I- Não e inconstitucional a parte da norma do artigo 4 do Decreto-Lei n. 262/83, de 16.6, que, com a recepção do disposto no n. 1 da Portaria n. 581/83 de 18.5, elevou a taxa de juros de mora das letras, emitidas e pagaveis em territorio portugues, para 23% ao ano.
II- Em principio, de harmonia com o disposto no artigo 8 n. 2 da Constituição da Republica Portuguesa, que consagra a regra de recepção automatica geral ou plena do Direito Internacional Convencional, as normas de convenções internacionais, regularmente ractificadas ou aprovadas, vigoram na Ordem Interna, apos a sua publicação oficial e enquanto vincularem internacionalmente o Estado Portugues.
III- Donde tais normas - dado o primado ou primazia do Direito Convencional - assumirem natureza supra legal, não podendo ser alteradas por acto interno e so deixam de vigorar na Ordem Interna, quando a Convenção por qualquer motivo, deixar de vincular o Estado Portugues.
IV- O compromisso assumido pelo Estado Portugues ao vincular-se a Convenção de Genebra de 7 de Junho de 1930, que aprovou a Lei Uniforme das Letras e Livranças, de aplicar a taxa convencional de 6% as letras emitidas e pagaveis no territorio nacional, pode ser extinto ou suspenso, com base em causa legitima de "jure gentium".
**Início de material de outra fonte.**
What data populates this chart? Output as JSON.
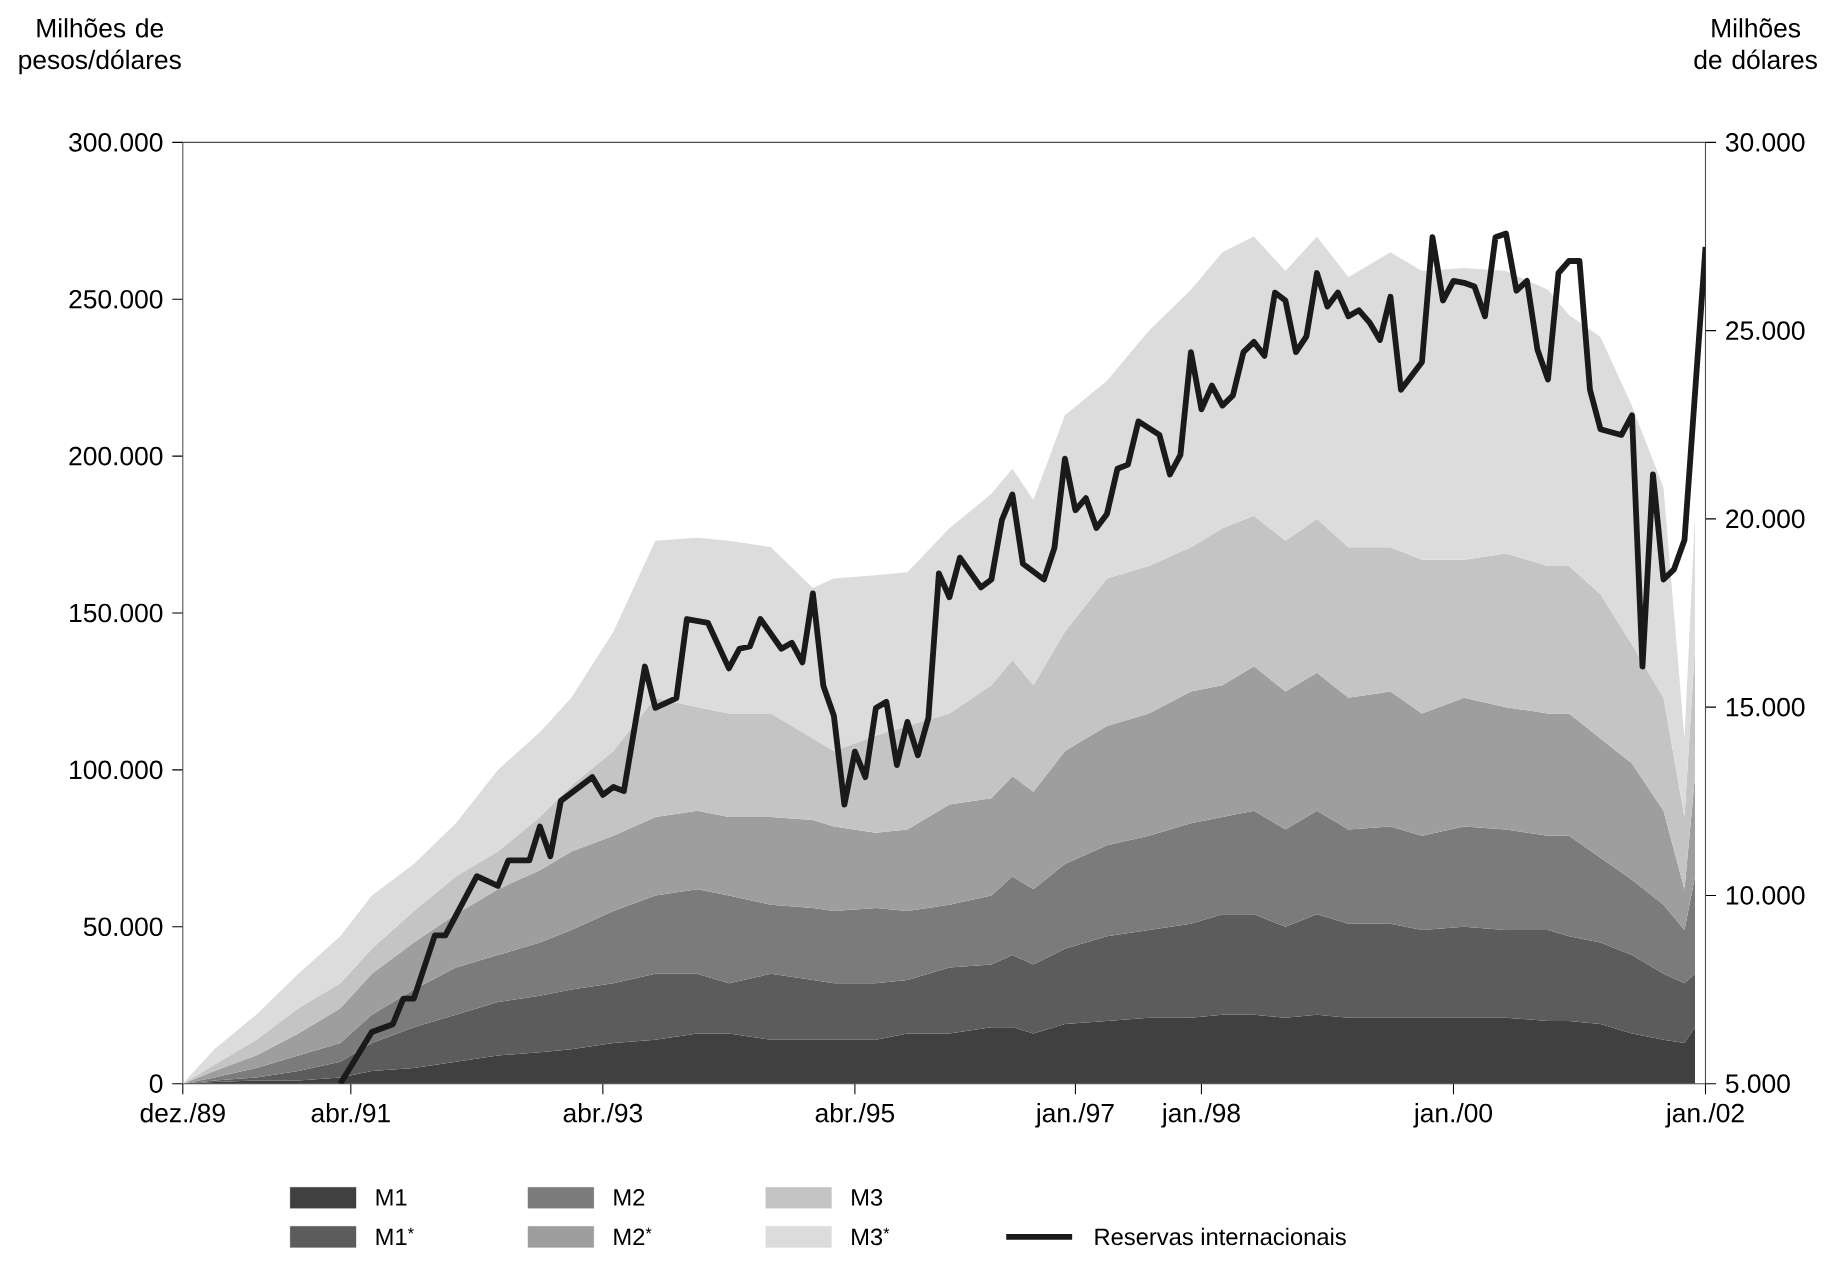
{
  "chart_data": {
    "type": "area",
    "stacked": true,
    "ylabel": "Milhões de pesos/dólares",
    "y2label": "Milhões de dólares",
    "legend": "bottom",
    "x": [
      "1989-12",
      "1990-03",
      "1990-07",
      "1990-11",
      "1991-03",
      "1991-06",
      "1991-10",
      "1992-02",
      "1992-06",
      "1992-10",
      "1993-01",
      "1993-05",
      "1993-09",
      "1994-01",
      "1994-04",
      "1994-08",
      "1994-12",
      "1995-02",
      "1995-06",
      "1995-09",
      "1996-01",
      "1996-05",
      "1996-07",
      "1996-09",
      "1996-12",
      "1997-04",
      "1997-08",
      "1997-12",
      "1998-03",
      "1998-06",
      "1998-09",
      "1998-12",
      "1999-03",
      "1999-07",
      "1999-10",
      "2000-02",
      "2000-06",
      "2000-10",
      "2000-12",
      "2001-03",
      "2001-06",
      "2001-09",
      "2001-11",
      "2001-12"
    ],
    "xlim": [
      "1989-12",
      "2002-01"
    ],
    "xticks": [
      {
        "value": "1989-12",
        "label": "dez./89"
      },
      {
        "value": "1991-04",
        "label": "abr./91"
      },
      {
        "value": "1993-04",
        "label": "abr./93"
      },
      {
        "value": "1995-04",
        "label": "abr./95"
      },
      {
        "value": "1997-01",
        "label": "jan./97"
      },
      {
        "value": "1998-01",
        "label": "jan./98"
      },
      {
        "value": "2000-01",
        "label": "jan./00"
      },
      {
        "value": "2002-01",
        "label": "jan./02"
      }
    ],
    "ylim": [
      0,
      300000
    ],
    "yticks": [
      {
        "value": 0,
        "label": "0"
      },
      {
        "value": 50000,
        "label": "50.000"
      },
      {
        "value": 100000,
        "label": "100.000"
      },
      {
        "value": 150000,
        "label": "150.000"
      },
      {
        "value": 200000,
        "label": "200.000"
      },
      {
        "value": 250000,
        "label": "250.000"
      },
      {
        "value": 300000,
        "label": "300.000"
      }
    ],
    "y2lim": [
      5000,
      30000
    ],
    "y2ticks": [
      {
        "value": 5000,
        "label": "5.000"
      },
      {
        "value": 10000,
        "label": "10.000"
      },
      {
        "value": 15000,
        "label": "15.000"
      },
      {
        "value": 20000,
        "label": "20.000"
      },
      {
        "value": 25000,
        "label": "25.000"
      },
      {
        "value": 30000,
        "label": "30.000"
      }
    ],
    "series": [
      {
        "name": "M1",
        "color": "#404040",
        "values": [
          0,
          500,
          1000,
          1000,
          2000,
          4000,
          5000,
          7000,
          9000,
          10000,
          11000,
          13000,
          14000,
          16000,
          16000,
          14000,
          14000,
          14000,
          14000,
          16000,
          16000,
          18000,
          18000,
          16000,
          19000,
          20000,
          21000,
          21000,
          22000,
          22000,
          21000,
          22000,
          21000,
          21000,
          21000,
          21000,
          21000,
          20000,
          20000,
          19000,
          16000,
          14000,
          13000,
          18000
        ]
      },
      {
        "name": "M1$^{*}$",
        "color": "#5c5c5c",
        "values": [
          0,
          500,
          1000,
          3000,
          5000,
          9000,
          13000,
          15000,
          17000,
          18000,
          19000,
          19000,
          21000,
          19000,
          16000,
          21000,
          19000,
          18000,
          18000,
          17000,
          21000,
          20000,
          23000,
          22000,
          24000,
          27000,
          28000,
          30000,
          32000,
          32000,
          29000,
          32000,
          30000,
          30000,
          28000,
          29000,
          28000,
          29000,
          27000,
          26000,
          25000,
          21000,
          19000,
          17000
        ]
      },
      {
        "name": "M2",
        "color": "#7b7b7b",
        "values": [
          0,
          1000,
          3000,
          5000,
          6000,
          9000,
          12000,
          15000,
          15000,
          17000,
          19000,
          23000,
          25000,
          27000,
          28000,
          22000,
          23000,
          23000,
          24000,
          22000,
          20000,
          22000,
          25000,
          24000,
          27000,
          29000,
          30000,
          32000,
          31000,
          33000,
          31000,
          33000,
          30000,
          31000,
          30000,
          32000,
          32000,
          30000,
          32000,
          27000,
          24000,
          22000,
          17000,
          31000
        ]
      },
      {
        "name": "M2$^{*}$",
        "color": "#9e9e9e",
        "values": [
          0,
          2000,
          4000,
          7000,
          11000,
          13000,
          15000,
          17000,
          21000,
          23000,
          25000,
          24000,
          25000,
          25000,
          25000,
          28000,
          28000,
          27000,
          24000,
          26000,
          32000,
          31000,
          32000,
          31000,
          36000,
          38000,
          39000,
          42000,
          42000,
          46000,
          44000,
          44000,
          42000,
          43000,
          39000,
          41000,
          39000,
          39000,
          39000,
          38000,
          37000,
          30000,
          13000,
          32000
        ]
      },
      {
        "name": "M3",
        "color": "#c4c4c4",
        "values": [
          0,
          2000,
          5000,
          8000,
          8000,
          8000,
          10000,
          12000,
          12000,
          17000,
          21000,
          27000,
          38000,
          33000,
          33000,
          33000,
          26000,
          24000,
          31000,
          33000,
          29000,
          36000,
          37000,
          34000,
          38000,
          47000,
          47000,
          46000,
          50000,
          48000,
          48000,
          49000,
          48000,
          46000,
          49000,
          44000,
          49000,
          47000,
          47000,
          46000,
          38000,
          36000,
          23000,
          41000
        ]
      },
      {
        "name": "M3$^{*}$",
        "color": "#dcdcdc",
        "values": [
          0,
          5000,
          8000,
          11000,
          15000,
          17000,
          15000,
          17000,
          26000,
          27000,
          28000,
          38000,
          50000,
          54000,
          55000,
          53000,
          48000,
          55000,
          51000,
          49000,
          59000,
          61000,
          61000,
          59000,
          69000,
          63000,
          75000,
          82000,
          88000,
          89000,
          86000,
          90000,
          86000,
          94000,
          92000,
          93000,
          90000,
          88000,
          80000,
          82000,
          76000,
          67000,
          25000,
          42000
        ]
      },
      {
        "name": "Reservas internacionais",
        "type": "line",
        "axis": "y2",
        "color": "#1a1a1a",
        "x": [
          "1991-03",
          "1991-06",
          "1991-08",
          "1991-09",
          "1991-10",
          "1991-12",
          "1992-01",
          "1992-04",
          "1992-06",
          "1992-07",
          "1992-09",
          "1992-10",
          "1992-11",
          "1992-12",
          "1993-03",
          "1993-04",
          "1993-05",
          "1993-06",
          "1993-08",
          "1993-09",
          "1993-11",
          "1993-12",
          "1994-02",
          "1994-04",
          "1994-05",
          "1994-06",
          "1994-07",
          "1994-09",
          "1994-10",
          "1994-11",
          "1994-12",
          "1995-01",
          "1995-02",
          "1995-03",
          "1995-04",
          "1995-05",
          "1995-06",
          "1995-07",
          "1995-08",
          "1995-09",
          "1995-10",
          "1995-11",
          "1995-12",
          "1996-01",
          "1996-02",
          "1996-04",
          "1996-05",
          "1996-06",
          "1996-07",
          "1996-08",
          "1996-10",
          "1996-11",
          "1996-12",
          "1997-01",
          "1997-02",
          "1997-03",
          "1997-04",
          "1997-05",
          "1997-06",
          "1997-07",
          "1997-09",
          "1997-10",
          "1997-11",
          "1997-12",
          "1998-01",
          "1998-02",
          "1998-03",
          "1998-04",
          "1998-05",
          "1998-06",
          "1998-07",
          "1998-08",
          "1998-09",
          "1998-10",
          "1998-11",
          "1998-12",
          "1999-01",
          "1999-02",
          "1999-03",
          "1999-04",
          "1999-05",
          "1999-06",
          "1999-07",
          "1999-08",
          "1999-10",
          "1999-11",
          "1999-12",
          "2000-01",
          "2000-02",
          "2000-03",
          "2000-04",
          "2000-05",
          "2000-06",
          "2000-07",
          "2000-08",
          "2000-09",
          "2000-10",
          "2000-11",
          "2000-12",
          "2001-01",
          "2001-02",
          "2001-03",
          "2001-05",
          "2001-06",
          "2001-07",
          "2001-08",
          "2001-09",
          "2001-10",
          "2001-11",
          "2002-01"
        ],
        "values": [
          5000,
          6370,
          6580,
          7260,
          7260,
          8940,
          8940,
          10510,
          10250,
          10930,
          10930,
          11830,
          11040,
          12510,
          13140,
          12670,
          12880,
          12770,
          16080,
          14980,
          15240,
          17340,
          17240,
          16030,
          16550,
          16610,
          17340,
          16550,
          16710,
          16190,
          18020,
          15560,
          14770,
          12410,
          13820,
          13140,
          14980,
          15140,
          13460,
          14610,
          13720,
          14720,
          18550,
          17920,
          18970,
          18180,
          18390,
          19970,
          20650,
          18810,
          18390,
          19230,
          21600,
          20230,
          20550,
          19760,
          20130,
          21330,
          21440,
          22590,
          22230,
          21180,
          21700,
          24430,
          22910,
          23540,
          23010,
          23280,
          24430,
          24700,
          24330,
          26010,
          25800,
          24430,
          24850,
          26530,
          25640,
          26010,
          25380,
          25540,
          25220,
          24750,
          25900,
          23430,
          24170,
          27480,
          25800,
          26320,
          26270,
          26170,
          25380,
          27480,
          27580,
          26060,
          26320,
          24490,
          23700,
          26530,
          26850,
          26850,
          23430,
          22380,
          22230,
          22750,
          16080,
          21180,
          18390,
          18660,
          19440,
          27220
        ]
      }
    ]
  }
}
V- Sera de considerar tenha ocorrido caducidade do compromisso convencional assumido pelo Estado Portugues de aplicar a taxa de 6%, merce da evolução das circunstancias que radicalmente se alteraram no quadro economico-financeiro e no mercado de capitais do Pais, de 1974, com tal alteração das circunstancias que tornaram manifestamente irrazoavel, injusta e contraria a boa fe a exigencia do seu cumprimento, o que se consubstancia na clausula "rebus sic stantibus", que constitui um principio do Direito Internacional geral ou comum e que opera como meio de mudança do Direito Constitucional escrito.
VI- A contradição entre a norma ordinaria de direito interno e principios e normas promanadas do Direito Internacional pacticio, geral ou comum reconduz-se a uma hipotese de inconstitucionalidade directa (artigo
8 da Constituição da Republica Portuguesa) e não de ilegalidade ou inconstitucionalidade indirecta.